The first detailed case study, “The Bug That Ate the World,” examines the seemingly endless coverage of how computers, plus other sensitive hardware and software, would crash as the year 1999 become the year 2000. Journalists often reported that this would send hospital-based health care, air traffic control systems and a multitude of other vital operations into chaos.
Davies demonstrates how painstaking reporting mixed with common sense in newsrooms would have given lie to the predictions of disaster. Instead, journalists became part of the chain of lies and exaggerations. “This is flat earth news,” Davies says. “A story appears to be true. It is widely accepted as true. It becomes a heresy to suggest that it is not true—even if it is riddled with falsehood, distortion and propaganda.”
The possibility of success in “the war on drugs” is one of many additional examples presented compellingly by Davies. Why have journalists accepted the conventional wisdom by ideologues of self-sufficiency and extreme moralists that spending billions of dollars every year hoping to eradicate illegal drugs will end addiction? Careful reporting has shown over and over that attempting prohibition provokes sickness, crime and death.
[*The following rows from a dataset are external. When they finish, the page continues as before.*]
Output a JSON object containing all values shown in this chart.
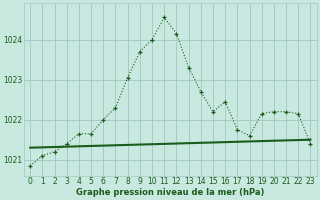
{
  "hours": [
    0,
    1,
    2,
    3,
    4,
    5,
    6,
    7,
    8,
    9,
    10,
    11,
    12,
    13,
    14,
    15,
    16,
    17,
    18,
    19,
    20,
    21,
    22,
    23
  ],
  "pressure": [
    1020.85,
    1021.1,
    1021.2,
    1021.4,
    1021.65,
    1021.65,
    1022.0,
    1022.3,
    1023.05,
    1023.7,
    1024.0,
    1024.55,
    1024.15,
    1023.3,
    1022.7,
    1022.2,
    1022.45,
    1021.75,
    1021.6,
    1022.15,
    1022.2,
    1022.2,
    1022.15,
    1021.4
  ],
  "trend_x": [
    0,
    23
  ],
  "trend_y": [
    1021.3,
    1021.5
  ],
  "bg_color": "#c8e8e0",
  "grid_color": "#a0c8c0",
  "line_color": "#1a5c1a",
  "xlabel": "Graphe pression niveau de la mer (hPa)",
  "ylim": [
    1020.6,
    1024.9
  ],
  "yticks": [
    1021,
    1022,
    1023,
    1024
  ],
  "xticks": [
    0,
    1,
    2,
    3,
    4,
    5,
    6,
    7,
    8,
    9,
    10,
    11,
    12,
    13,
    14,
    15,
    16,
    17,
    18,
    19,
    20,
    21,
    22,
    23
  ]
}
Foreign correspondents seem especially likely to be fooled by those who disseminate flat earth news. Because almost all correspondents are assigned to cover huge areas and so many fail to speak the local languages well, they find themselves relying on governmental public relations handouts. Sometimes journalists rely too heavily on each other, thus amplifying inaccuracies.
Critics of journalism abound and always have. But there are outsider critics who fail to understand the obstacles to finding truth, and then there are critics like Davies who understand the obstacles quite well.
The special values of Davies’ critique flow from his insider’s knowledge and his decision to examine the bugaboo of inaccuracy in multiple perspectives—those of reporters, editors, publishers and news sources who lie or, at minimum, spin. Perhaps the most acute revelation arrives when Davies ties “the rules of production” to misinformation disseminated by journalists.
The following are rules journalists often follow that lead them astray: – Publish stories that are inexpensive to gather – Select safe facts – Select safe ideas – Always give both sides of the story, also known as false balance – Give them what they want, and want to believe in – Go with the moral panic – Use stories being published widely elsewhere, even if they lack merit
Value resides, too, in the solutions Davies suggests. One solution has received an increasing amount of discussion in the past year or so: the spread of not-for-profit journalism. This is exemplified in the United States, for example, in the Center for Public Integrity and ProPublica. Those operations do not depend on advertisers who can exert direct and indirect pressure. Instead, the Center for Public Integrity relies on donations by well-intended donors who agree to abstain from trying to influence the specific investigations they fund. ProPublica depends on one large donor who also agreed to abstain from influencing reporting and editing during investigations.
Some Internet operations might change journalism in positive ways, too, Davies hopes. Despite the downside of the Internet as an “information madhouse,” Davies believes it could “liberate the mass media … By delivering news electronically, the Internet has the potential to slash the costs of production, reducing or completely removing the heavy costs of printing and distributing conventional newspapers. If those savings were recycled back into the newsrooms, to employ more journalists, we could start to reverse the process which has made the media so vulnerable to flat earth news.”